We were just outside Pix Soho when the Peroni began to take hold. I didn’t make it to Marian Goodman. I went to the private view of the ICA Offsite at Old Selfridges Hotel, where the best portion of the official Frieze Live programme was being served by the endlessly engaging Isabel Lewis. It was refreshing to be treated as human, as one with a voice, and as one with the need to move around while people were talking. There was a moment, at around 7.15, when we considered how Marian Goodman would compel us to just look at things, and we realised the future of art is engagement.
I sat in front of Gregor Muir, who wore the most dramatic and dashing scarf. The first time I met Gregor I said something idiotic about how Lucky Kunst inspired me, but he seems not to remember. The atmosphere had the happy, ‘have a nice day’ feeling of a department store, combined with the inclusive liberalism and carefully managed contingency of an art institution. I suddenly felt a terrifying affinity with Hunter S Thomson: how can anyone expect timely, coherent copy when there’s so much booze knocking around? My attorney and I sat in the dark, under hewn concrete, surrounded by luscious green pot plants, listening to the captivating Isabel Lewis, collaborator with Tino Sehgal, talk about gardening and pheromones. Lewis delivered an intoxicating mixture of lap dance, music and open dialogue with the audience. Her manner is both serious and playful, dragging people into debate, co-opting people’s emotions and creating, like Moses parting the Red Sea, a space in which people could share often untested ideas.

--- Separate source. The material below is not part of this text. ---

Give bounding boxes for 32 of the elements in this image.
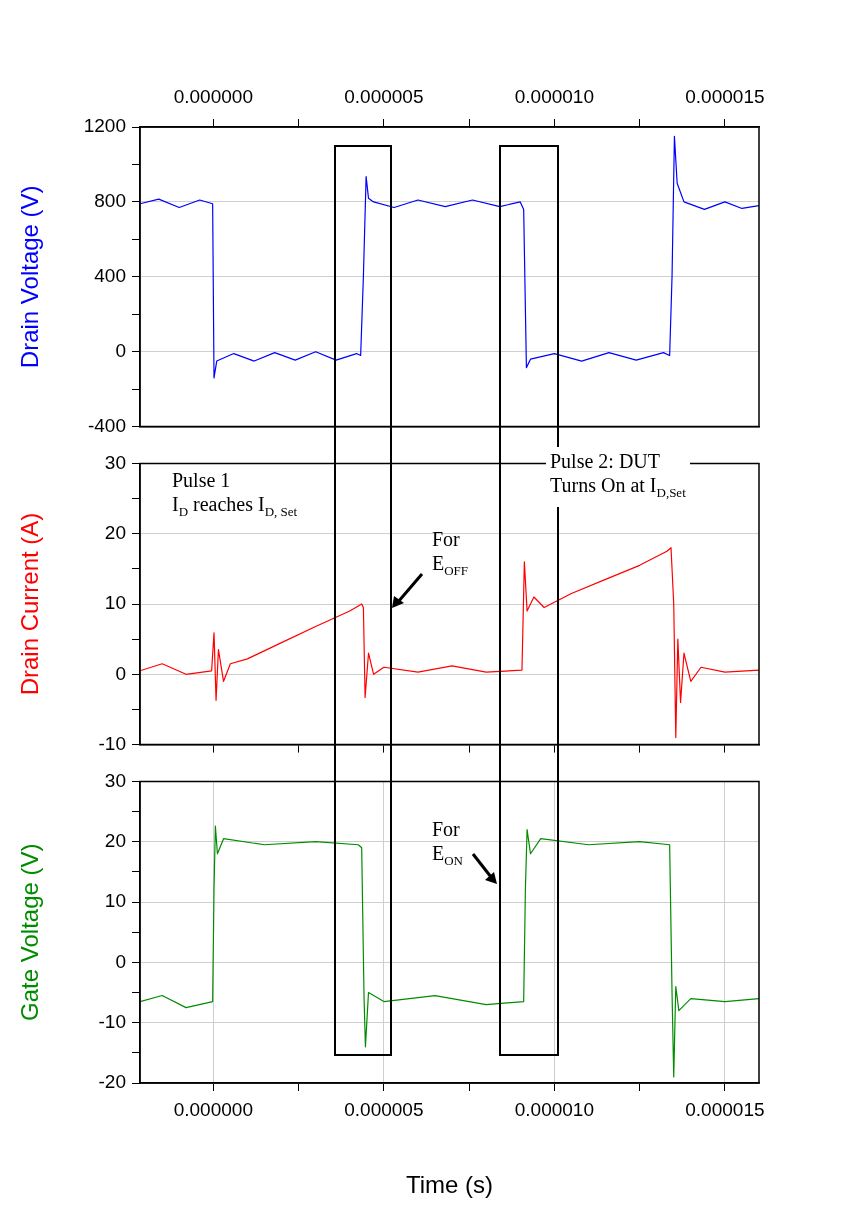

There is something about the Old Selfridge’s Hotel that makes you feel that you are at once locked in an impossible moment of history and thrust into a liminal space of the contemporary. Perhaps it is the derelict emptiness, or the pristine waiters handing out canapés, or the sense that lives here crossed catastrophic paths long before you. There’s a lot happening here this week and any of it worth going to see, if only you remember to book a free ticket online. The space and its contents merge to create not events but experiences that are valuable in and of themselves, detached from the fever of the fair.
Having arrived home at 6am, disco-damaged and art saturated, Wednesday was a bit of a non day. Peaking too early during Frieze means having to confront the spectacle sober, so I wretched at the thought of a day in the big top amongst the VIP. Today I felt that only a walk around the Sculpture Park calm my nerves. The major virtue of the sculpture park is that it abstracts high-end commercial art from its context, as if it has been deported from the State of Frieze, so it has to stand alone in a damp swell of English mud. Matt Johnson has made a dinosaur, disconcertingly similar to Jake and Dinos Chapmans’ The Good, the Bad and the Ugly (which was on show as part of this year’s Sculpture in the City outside the Gherkin). It’s not clever or funny, or even fun, but only a pale imitation of something that has a genuine idea behind it. Martin Creed has a film, on one of his outdoor screens, which depicts him – in an unusual moment of candour and aggression – kicking over an inoffensive pot plant, making an edifying gesture of nothingness. Kusama has one of those pumpkins, in black and brown, that looks as if it has emerged out of the landscape of hell. It all feels like a feeble attempt to democratise an event that is belligerently elitist, since those of us who have been allowed into to hallowed tent know that the really interesting stuff is guarded by a thousand security personnel inside.
I wandered inside, waving my pass at a bouncer who used to work on the door of a bar I used to frequent in Hoxton – we used to call him, affectionately, The Fat Peter Andre – to take a quick glance at Mark Wallinger’s recreation of Freud’s study. The only time I met Wallinger, he peered over his 80s glasses at me with a look of pity and contempt as I told him that, at that time, I worked at White Cube; he muttered something about selling my soul. But here he has created something that I felt compelled to visit again, something that – as today’s Frieze edition of The Art Newspaper pointed out – is brave and audacious for a commercial gallery. The relative sobriety of the installation is worth a second look because the attempt to characterise contemporary art in terms of the reverence it hopes for is remarkably forward-looking and intellectual in a commercial world. It is high-minded and audacious, but it is also warmly perplexing, and totally Hauser & Wirth it.